People Are Sick of Crappy Digital Marketing


The short term marketing game of amassing clicks, likes, and shares despite the diminishing quality of content is over. The research we’ve done over the past three years shows users don’t want crappy content and are taking actions to avoid it—and in some cases, you.

What’s worse is that those you truly want to target—the people who will become advocates and long-term, loyal customers—are the ones who are completely disenchanted and the hardest to find and engage using the marketing tactics so many organizations currently employ.

Our research shows they:

  • Avoid signing up for email newsletters (and, if they do, are not reading them).

  • Are using just one or two social media platforms. Many are only following/connecting to people they know in real life—not organizations.

  • Are actively curating what media and information they are exposed to.

  • Can spot marketing-speak a mile away and are repelled by it.

Why? Because it’s too much. And almost all of it is crap.

What does this mean for marketers? Quite simply, current marketing methods have to change. Seth Godin, in his recent book This is Marketing, says, “Marketers make change happen: for the smallest viable market, and by delivering anticipated, personal, and relevant messages that people actually want to get.”

Here’s a personal example. With one exception, I avoid marketing messages and content as much as possible. But I am enamored by the thought leadership of design business consultant David C. Baker. David’s posts are thoughtful and relevant to my work. I feel like he is speaking directly to me. David is selling something—his books and services—but I relish the chance to absorb the content. I’m receptive—even thankful—for the infrequent calls-to-action telling me about his next book or workshop.

Contrast that to the dozens of newsletters that you delete from your inbox every week. Or the hundreds of ads you ignore throughout your digital journeys. Or the resentment you feel when you have to enter your email address to access something that may or may not live up to your expectations. Or yet another marking site with the same garbage marketing messages you’ve heard a hundred times before.

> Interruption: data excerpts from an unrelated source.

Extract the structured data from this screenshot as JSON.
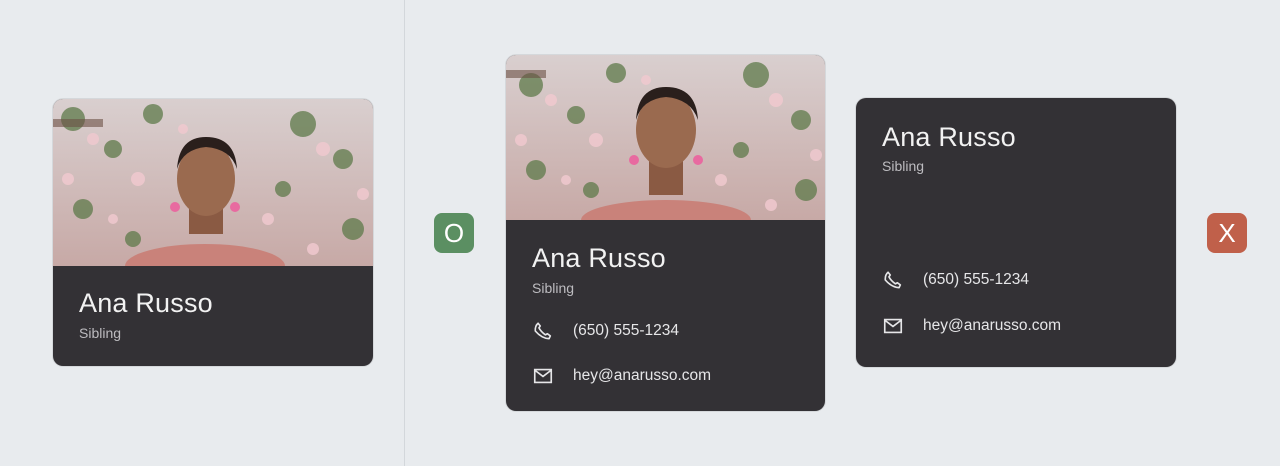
{
  "cards": [
    {
      "name": "Ana Russo",
      "relation": "Sibling"
    },
    {
      "name": "Ana Russo",
      "relation": "Sibling",
      "phone": "(650) 555-1234",
      "email": "hey@anarusso.com",
      "phone_icon": "phone-icon",
      "email_icon": "mail-icon"
    },
    {
      "name": "Ana Russo",
      "relation": "Sibling",
      "phone": "(650) 555-1234",
      "email": "hey@anarusso.com",
      "phone_icon": "phone-icon",
      "email_icon": "mail-icon"
    }
  ],
  "badges": {
    "do": {
      "label": "O",
      "color": "#5b8f62"
    },
    "dont": {
      "label": "X",
      "color": "#c0604a"
    }
  },
  "colors": {
    "background": "#e8ebee",
    "card": "#333135"
  }
}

So how do marketers make content with the same impact as David C. Baker’s? The only way to create marketing content that people are eager to consume is to truly understand and empathize with that group of people. The only way to truly understand them is through observing and talking to them. David’s articles resonate with me because he has sat with hundreds of people just like me. That kind of empathy takes time and effort. There are no shortcuts.

At Voice+Code, our methodology starts with aligning business goals with user goals. The only way you can secure that alignment is through user research. That’s where the empathy comes in and the only way your marketing can ever be effective.

We learn the types of content, messages, and methods of delivery that align with our clients’ specific audiences’ goals, behaviors, and motivations. Our empathy drives us to help them. And then we go through a process of continually measuring and optimizing the user experience so we come incrementally closer to getting it right. Because we don’t—and don’t expect to—get a home run on the first try.

Not meeting our goals means we get additional insights into how to improve and meet them the next time around. Of course, as things (technology, consumers, business models) change, we re-evaluate our goals and start again. This cyclical process isn’t an easy one, but it’s an effective one if you want to use marketing, as Seth Godin says, “to make change happen.”